A LITERARY PUZZLE.

Here is a little literary puzzle for our devoted readers. A century ago, the book trade was inundated with what today’s marketers would call “high-concept” boys’ adventure books. Without resorting to a search engine, can you tell which of the titles in the list that follows were actually published and which ones were made up by Dr. Boli this morning? (A big hint: Dr. Boli made up three of them.) The answer will appear in this space tomorrow.

The Motor Boys Overland
The Brighton Boys in the Trenches
Motor Boat Boys’ River Chase
The Go Ahead Boys and the Mysterious Old House
The Iron Boys on the Ore Boats
The Ranger Boys Outwit the Timber Thieves
The Unicycle Boys’ Great Mustard-Gas Adventure
The Radio Boys on Secret Service Duty
The Bungalow Boys Along the Yukon
The All Right Boys at the World’s Fair
The River Motor Boat Boys on the St. Lawrence
The Auto Boys’ Quest
The Railroad Boys in the Outback
The Boy Aviators’ Flight for a Fortune

Comments

  1. Clay Potts says:

    I am slightly younger than Dr. Boli, but, I’ll give it the Old Boy Scout try: Dr Boli’s = “The Iron Boys on the Ore Boats”, “The Unicycle Boys’ Great Mustard-Gas Adventure” & “The Brighton Boys in the Trenches”. My first guess sounds like a Boliism, and I don’t think mustard-gas and trenches would have been common vernacular prior to WWI (assuming a century ago means 1913?). Can’t wait to tune in tomorrow for the correct answers!

  2. Dr. Boli says:

    To be clearer, Dr. Boli meant “a century ago” in the vague sense of the period from just before 1900 to just after 1920. Fortunately for the boys of the era, the books of this sort did not all appear in exactly the same year.

  3. Jared says:

    Agreed on The Unicycle Boys. One certainly hopes that no such gang of ruffians ever graced the pages of a novel. But my other guesses would be “The All Right Boys at the World’s Fair” (what gang of youthful adventurers consider themselves merely all right?) and “The Go Ahead Boys and the Mysterious Old House.”

  4. Dies Irae says:

    I am going to name as imposter titles:
    –The Unicycle Boys’ Great Mustard-Gas Adventure (sounds too, if any WWI vets will excuse the phrase, over the top)
    –The Auto Boys’ Quest (I am not a great linguist, but I believe that term for the horseless carriage would not have been in Edwardian usage)
    –Motor Boat Boys’ River Chase (are you telling me a book in this genre would start a title without the word “The”? Exception: titles that start with “Tarzan”)

  5. Ann Tiquity says:

    I lost while it was still in Beta.

  6. Agreed that the Unicycle Boys might well be real, but their mustard-gas adventure is likely made up. I’m sure that books of the era were hyperpatriotic enough to include glorious tales of WW1 derring-do and going over the top (Brighton Boys in the Trenches is likely a real title), but even I can’t see how one would have a glorious mustard gas adventure.

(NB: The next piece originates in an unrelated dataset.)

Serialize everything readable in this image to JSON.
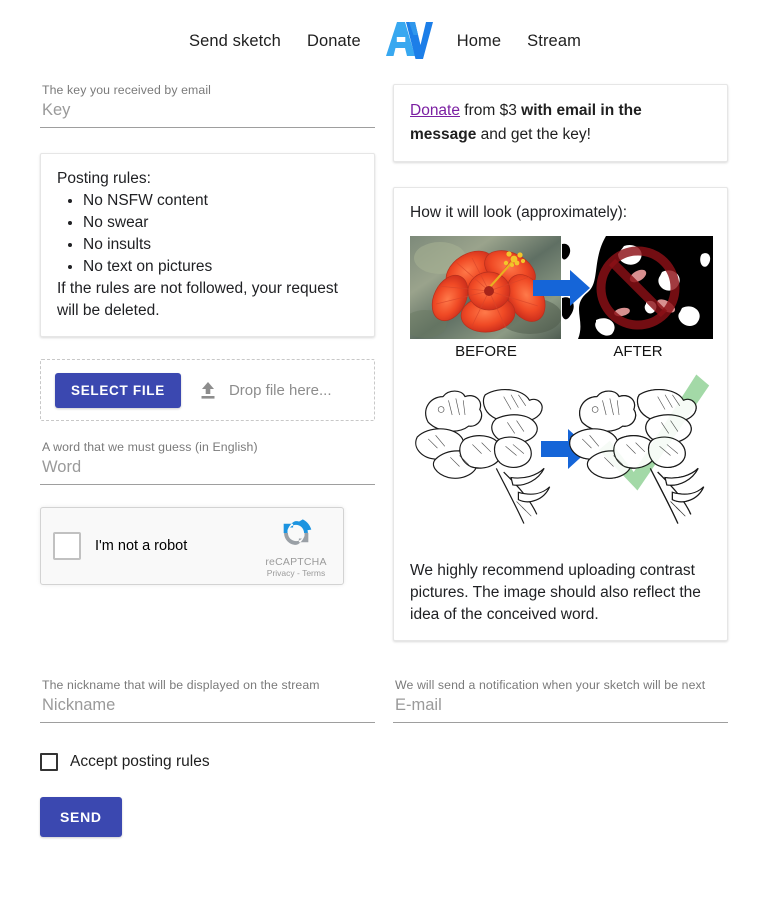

    The River Motor Boat Boys on the St. Lawrence is a bit too specific to be real. River boys, sure. Motor boys, definitely. Motor boat boys, why not. But river motor boat boys? As distinguished from the Oceanic or Lakeshore motor boat boys series they were spun off from? That’s a bit much.

    However, I have no clear third candidate to suggest. The good doctor stumps me again.